Monsieur le Premier ministre, dimanche soir, vous avez annoncé, lors de votre interview télévisée, que vous vouliez éviter à 650 000 nouveaux foyers fiscaux de devenir en 2014 imposables à l’impôt sur le revenu. Le groupe UDI voulait vous féliciter pour cette prise de conscience. Je rappelle les chiffres : en 2012, 940 000 nouveaux foyers fiscaux assujettis ; en 2013, 790 000 ; cette année, en application de la loi de finances pour 2014, votée par votre majorité, environ un million de nouveaux foyers devraient devenir imposables avec tous les effets indirects induits sur d’autres avantages fiscaux et sociaux – majoration du taux de CSG, suppression de l’exonération de la redevance télévisuelle ou encore majoration de la taxe d’habitation et du foncier bâti. Parmi les mesures qui expliquent cette forte hausse du nombre d’assujettis figure la suppression de l’exonération dont bénéficiaient jusqu’alors les majorations pour enfants, mesure qui doit rapporter cette année 1,2 milliard d’euros au budget de l’État. Le groupe UDI l’a combattue, car elle est fondamentalement antisociale. Ces majorations ne sont en effet qu’une juste compensation des retraites plus basses et du niveau de vie plus bas des femmes et des hommes qui ont eu trois enfants et plus.
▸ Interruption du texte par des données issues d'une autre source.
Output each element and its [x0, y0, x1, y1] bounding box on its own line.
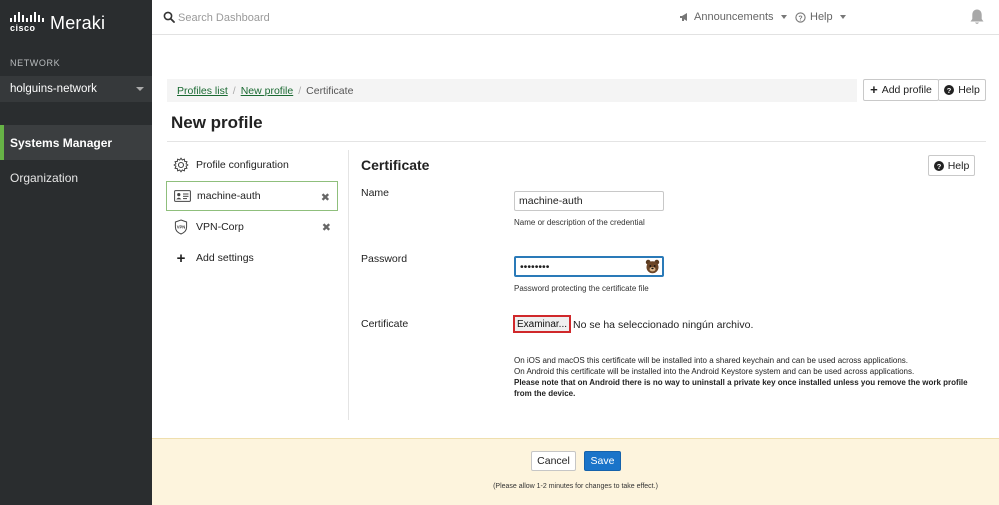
- save-note: (Please allow 1-2 minutes for changes to…: [493, 483, 658, 490]
- save-bar: Cancel Save (Please allow 1-2 minutes fo…: [152, 438, 999, 505]
- add-profile-label: Add profile: [881, 84, 932, 96]
- sidebar: cisco Meraki NETWORK holguins-network Sy…: [0, 0, 152, 505]
- certificate-label: Certificate: [361, 318, 409, 330]
- sidebar-item-label: Organization: [10, 170, 79, 185]
- announcements-icon: [680, 13, 687, 21]
- id-card-icon: [173, 188, 191, 204]
- note-warning: Please note that on Android there is no …: [514, 378, 968, 398]
- nav-item-vpn-corp[interactable]: VPN VPN-Corp ✖: [166, 212, 338, 242]
- cisco-wordmark: cisco: [10, 23, 36, 33]
- sidebar-item-label: Systems Manager: [10, 135, 113, 150]
- cancel-button[interactable]: Cancel: [531, 451, 576, 471]
- section-help-button[interactable]: ? Help: [928, 155, 975, 176]
- breadcrumb-separator: /: [232, 84, 236, 97]
- divider: [348, 150, 349, 420]
- side-nav: Systems Manager Organization: [0, 125, 152, 195]
- breadcrumb-new-profile-link[interactable]: New profile: [241, 85, 294, 97]
- chevron-down-icon: [839, 15, 846, 19]
- chevron-down-icon: [136, 87, 144, 91]
- bear-icon[interactable]: [645, 259, 660, 274]
- help-label: Help: [958, 84, 980, 96]
- network-label: NETWORK: [10, 58, 61, 68]
- meraki-wordmark: Meraki: [50, 12, 106, 33]
- plus-icon: +: [176, 249, 186, 267]
- search-icon: [163, 11, 175, 23]
- help-button[interactable]: ? Help: [938, 79, 986, 101]
- announcements-label: Announcements: [694, 11, 774, 23]
- save-button[interactable]: Save: [584, 451, 621, 471]
- svg-text:?: ?: [798, 15, 802, 22]
- browse-file-button[interactable]: Examinar...: [513, 315, 571, 333]
- help-circle-icon: ?: [795, 11, 806, 23]
- remove-icon[interactable]: ✖: [322, 221, 331, 234]
- breadcrumb-profiles-list-link[interactable]: Profiles list: [177, 85, 228, 97]
- network-name: holguins-network: [10, 83, 97, 95]
- nav-item-machine-auth[interactable]: machine-auth ✖: [166, 181, 338, 211]
- search-input[interactable]: [178, 9, 478, 27]
- certificate-notes: On iOS and macOS this certificate will b…: [514, 355, 982, 399]
- vpn-shield-icon: VPN: [172, 219, 190, 235]
- sidebar-item-systems-manager[interactable]: Systems Manager: [0, 125, 152, 160]
- add-profile-button[interactable]: + Add profile: [863, 79, 939, 101]
- remove-icon[interactable]: ✖: [321, 191, 330, 204]
- svg-text:VPN: VPN: [177, 225, 186, 230]
- nav-item-label: machine-auth: [197, 190, 261, 202]
- page-title: New profile: [171, 113, 263, 132]
- chevron-down-icon: [780, 15, 787, 19]
- svg-text:?: ?: [947, 86, 952, 95]
- divider: [167, 141, 986, 142]
- help-menu[interactable]: ? Help: [795, 11, 846, 23]
- profile-payload-nav: Profile configuration machine-auth ✖ VPN…: [166, 150, 338, 274]
- breadcrumb-current: Certificate: [306, 84, 354, 97]
- help-circle-icon: ?: [933, 160, 944, 171]
- add-settings-button[interactable]: + Add settings: [166, 243, 338, 273]
- svg-text:?: ?: [936, 162, 941, 171]
- sidebar-item-organization[interactable]: Organization: [0, 160, 152, 195]
- name-label: Name: [361, 187, 390, 199]
- nav-item-label: Profile configuration: [196, 159, 289, 171]
- help-label: Help: [947, 159, 970, 172]
- note-android: On Android this certificate will be inst…: [514, 367, 915, 376]
- top-header: Announcements ? Help: [152, 0, 999, 35]
- cisco-logo-icon: cisco: [10, 12, 44, 34]
- section-title: Certificate: [361, 157, 430, 173]
- nav-item-profile-configuration[interactable]: Profile configuration: [166, 150, 338, 180]
- help-circle-icon: ?: [944, 85, 955, 95]
- name-hint: Name or description of the credential: [514, 218, 645, 227]
- gear-icon: [172, 157, 190, 173]
- file-status: No se ha seleccionado ningún archivo.: [573, 319, 754, 331]
- plus-icon: +: [870, 82, 878, 97]
- password-label: Password: [361, 253, 408, 265]
- announcements-menu[interactable]: Announcements: [679, 11, 787, 23]
- help-label: Help: [810, 11, 833, 23]
- password-hint: Password protecting the certificate file: [514, 284, 649, 293]
- bell-icon[interactable]: [969, 8, 985, 26]
- breadcrumb: Profiles list / New profile / Certificat…: [167, 79, 857, 102]
- network-selector[interactable]: holguins-network: [0, 76, 152, 102]
- nav-item-label: VPN-Corp: [196, 221, 244, 233]
- password-input[interactable]: [514, 256, 664, 277]
- breadcrumb-separator: /: [298, 84, 302, 97]
- name-input[interactable]: [514, 191, 664, 211]
- meraki-logo[interactable]: cisco Meraki: [10, 12, 105, 34]
- note-ios: On iOS and macOS this certificate will b…: [514, 356, 908, 365]
- add-settings-label: Add settings: [196, 252, 254, 264]
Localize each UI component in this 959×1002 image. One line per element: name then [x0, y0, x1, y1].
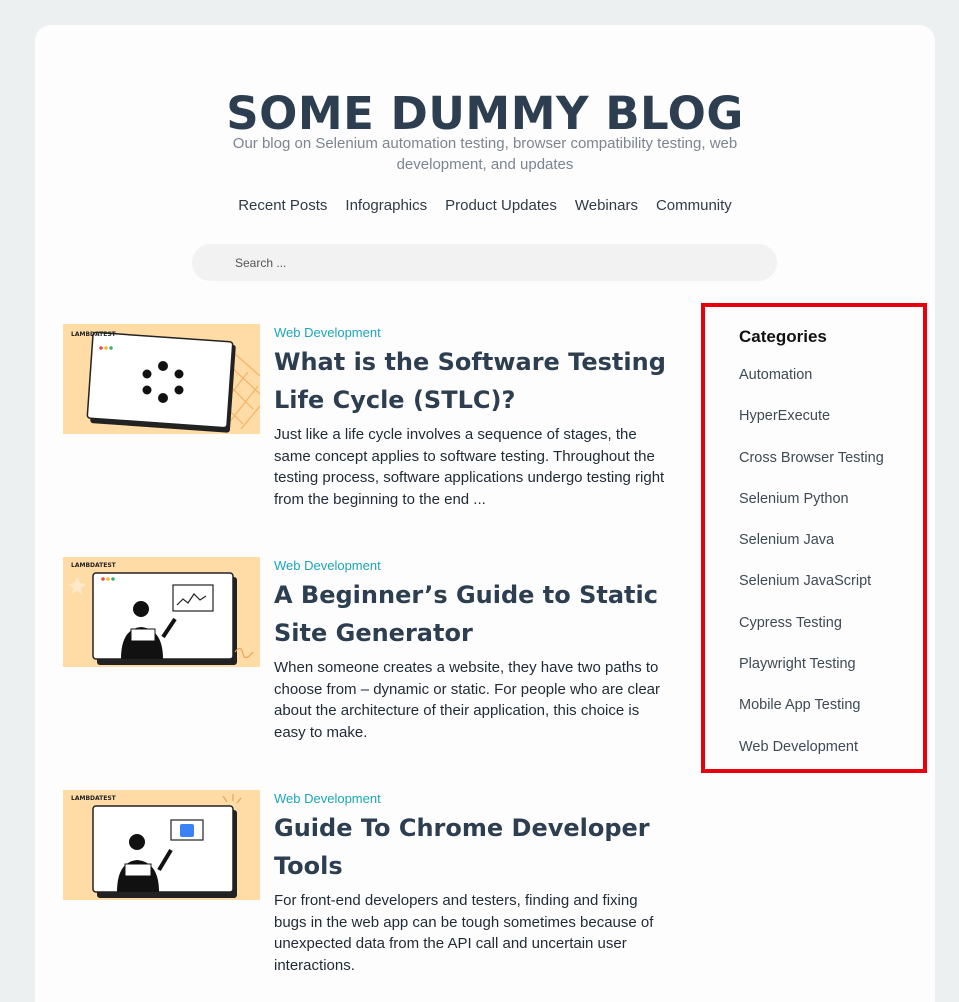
categories-heading: Categories: [739, 327, 827, 346]
categories-list: Automation HyperExecute Cross Browser Te…: [739, 367, 884, 780]
post-excerpt: When someone creates a website, they hav…: [274, 659, 661, 741]
category-link-web-development[interactable]: Web Development: [739, 739, 884, 780]
category-link-selenium-java[interactable]: Selenium Java: [739, 532, 884, 573]
post-category[interactable]: Web Development: [274, 324, 674, 342]
category-link-playwright-testing[interactable]: Playwright Testing: [739, 656, 884, 697]
post-title[interactable]: A Beginner’s Guide to Static Site Genera…: [274, 576, 674, 652]
nav-infographics[interactable]: Infographics: [345, 197, 427, 214]
main-nav: Recent Posts Infographics Product Update…: [35, 197, 935, 214]
post-category[interactable]: Web Development: [274, 557, 674, 575]
blog-card: SOME DUMMY BLOG Our blog on Selenium aut…: [35, 25, 935, 1002]
nav-webinars[interactable]: Webinars: [575, 197, 638, 214]
category-link-selenium-python[interactable]: Selenium Python: [739, 491, 884, 532]
post-excerpt: Just like a life cycle involves a sequen…: [274, 426, 665, 508]
nav-product-updates[interactable]: Product Updates: [445, 197, 557, 214]
post-excerpt: For front-end developers and testers, fi…: [274, 892, 654, 974]
category-link-cross-browser-testing[interactable]: Cross Browser Testing: [739, 450, 884, 491]
post-thumbnail[interactable]: LAMBDATEST: [63, 790, 260, 900]
category-link-selenium-javascript[interactable]: Selenium JavaScript: [739, 573, 884, 614]
category-link-hyperexecute[interactable]: HyperExecute: [739, 408, 884, 449]
post-title[interactable]: What is the Software Testing Life Cycle …: [274, 343, 674, 419]
lambdatest-logo: LAMBDATEST: [71, 795, 117, 802]
category-link-mobile-app-testing[interactable]: Mobile App Testing: [739, 697, 884, 738]
post-thumbnail[interactable]: LAMBDATEST: [63, 324, 260, 434]
nav-recent-posts[interactable]: Recent Posts: [238, 197, 327, 214]
lambdatest-logo: LAMBDATEST: [71, 331, 117, 338]
category-link-cypress-testing[interactable]: Cypress Testing: [739, 615, 884, 656]
lambdatest-logo: LAMBDATEST: [71, 562, 117, 569]
search-input[interactable]: [192, 244, 777, 281]
site-tagline: Our blog on Selenium automation testing,…: [232, 135, 738, 173]
post-thumbnail[interactable]: LAMBDATEST: [63, 557, 260, 667]
categories-widget: Categories Automation HyperExecute Cross…: [701, 303, 927, 773]
post-title[interactable]: Guide To Chrome Developer Tools: [274, 809, 674, 885]
category-link-automation[interactable]: Automation: [739, 367, 884, 408]
nav-community[interactable]: Community: [656, 197, 732, 214]
post-category[interactable]: Web Development: [274, 790, 674, 808]
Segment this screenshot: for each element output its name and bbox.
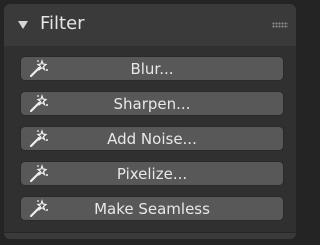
make-seamless-button-label: Make Seamless [94, 200, 210, 218]
blur-button-label: Blur... [130, 60, 174, 78]
blur-button[interactable]: Blur... [20, 56, 284, 81]
pixelize-button-label: Pixelize... [116, 165, 188, 183]
panel-bottom-edge [4, 232, 296, 239]
sharpen-button-label: Sharpen... [113, 95, 191, 113]
add-noise-button-label: Add Noise... [107, 130, 197, 148]
panel-header[interactable]: Filter [4, 4, 296, 46]
panel-title: Filter [40, 13, 85, 34]
pixelize-button[interactable]: Pixelize... [20, 161, 284, 186]
add-noise-button[interactable]: Add Noise... [20, 126, 284, 151]
filter-panel: Filter Blur... Sharpen... Add Noise... P… [4, 4, 296, 239]
collapse-triangle-icon[interactable] [18, 21, 28, 29]
make-seamless-button[interactable]: Make Seamless [20, 196, 284, 221]
sharpen-button[interactable]: Sharpen... [20, 91, 284, 116]
drag-grip-icon[interactable] [272, 22, 288, 28]
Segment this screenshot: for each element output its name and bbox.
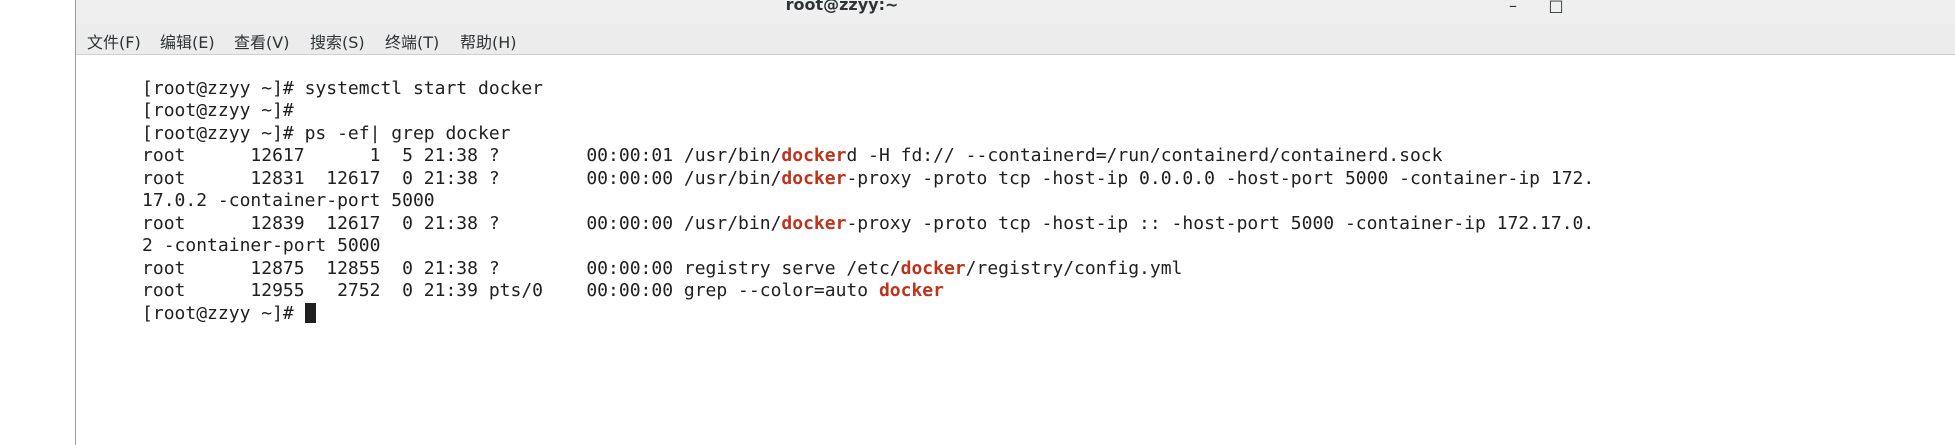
line-text: -proxy -proto tcp -host-ip :: -host-port…	[846, 213, 1595, 234]
prompt-line: [root@zzyy ~]#	[77, 281, 316, 324]
menu-edit[interactable]: 编辑(E)	[157, 29, 218, 53]
menu-help[interactable]: 帮助(H)	[457, 29, 520, 53]
menu-bar: 文件(F) 编辑(E) 查看(V) 搜索(S) 终端(T) 帮助(H)	[76, 24, 1955, 55]
maximize-icon[interactable]: □	[1544, 0, 1568, 15]
title-bar[interactable]: root@zzyy:~ – □	[76, 0, 1955, 25]
wrapped-line: 2 -container-port 5000	[77, 213, 380, 256]
menu-file[interactable]: 文件(F)	[84, 29, 144, 53]
grep-match: docker	[878, 280, 944, 301]
terminal-line: [root@zzyy ~]# systemctl start docker	[77, 56, 543, 99]
terminal-line: [root@zzyy ~]#	[77, 78, 294, 121]
wrapped-line: 17.0.2 -container-port 5000	[77, 168, 435, 211]
process-row: root 12875 12855 0 21:38 ? 00:00:00 regi…	[77, 236, 1182, 279]
process-row: root 12839 12617 0 21:38 ? 00:00:00 /usr…	[77, 191, 1594, 234]
process-row: root 12831 12617 0 21:38 ? 00:00:00 /usr…	[77, 146, 1594, 189]
process-row: root 12617 1 5 21:38 ? 00:00:01 /usr/bin…	[77, 123, 1442, 166]
prompt-text: [root@zzyy ~]#	[142, 303, 305, 324]
process-row: root 12955 2752 0 21:39 pts/0 00:00:00 g…	[77, 258, 944, 301]
grep-match: docker	[781, 168, 847, 189]
grep-match: docker	[781, 213, 847, 234]
terminal-line: [root@zzyy ~]# ps -ef| grep docker	[77, 101, 510, 144]
line-text: /registry/config.yml	[965, 258, 1183, 279]
menu-view[interactable]: 查看(V)	[231, 29, 292, 53]
terminal-output[interactable]: [root@zzyy ~]# systemctl start docker [r…	[76, 56, 1955, 445]
menu-search[interactable]: 搜索(S)	[307, 29, 368, 53]
text-cursor	[304, 303, 316, 323]
menu-terminal[interactable]: 终端(T)	[382, 29, 442, 53]
desktop-background	[0, 0, 75, 445]
terminal-window: root@zzyy:~ – □ 文件(F) 编辑(E) 查看(V) 搜索(S) …	[75, 0, 1955, 445]
minimize-icon[interactable]: –	[1501, 0, 1525, 15]
window-title: root@zzyy:~	[785, 0, 899, 14]
line-text: -proxy -proto tcp -host-ip 0.0.0.0 -host…	[846, 168, 1595, 189]
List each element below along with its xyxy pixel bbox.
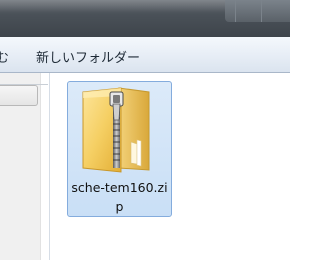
file-view[interactable]: sche-tem160.zip — [50, 73, 290, 260]
toolbar-item-partial[interactable]: む — [0, 47, 9, 66]
control-separator — [235, 0, 236, 22]
file-name-label[interactable]: sche-tem160.zip — [70, 178, 169, 216]
new-folder-button[interactable]: 新しいフォルダー — [36, 47, 140, 66]
navigation-divider — [0, 84, 48, 85]
command-bar: む 新しいフォルダー — [0, 37, 290, 73]
control-separator — [261, 0, 262, 22]
window-frame — [0, 0, 290, 37]
file-item-selected[interactable]: sche-tem160.zip — [67, 81, 172, 217]
navigation-scroll-area[interactable] — [0, 73, 41, 260]
navigation-pane[interactable] — [0, 73, 50, 260]
zip-folder-icon — [82, 87, 150, 173]
navigation-scrollbar-thumb[interactable] — [0, 85, 38, 106]
explorer-window: む 新しいフォルダー sche-tem160.zip — [0, 0, 290, 260]
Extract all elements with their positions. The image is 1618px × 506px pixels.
D’après le rapport du rapporteur général du budget de l’époque, devenu entre-temps secrétaire d’État au budget, cette mesure va toucher 3,8 millions de foyers fiscaux, dont plus de la moitié appartiennent aux couches moyennes de nos concitoyens, notamment des centaines de milliers de veuves, de veufs et de couples retraités.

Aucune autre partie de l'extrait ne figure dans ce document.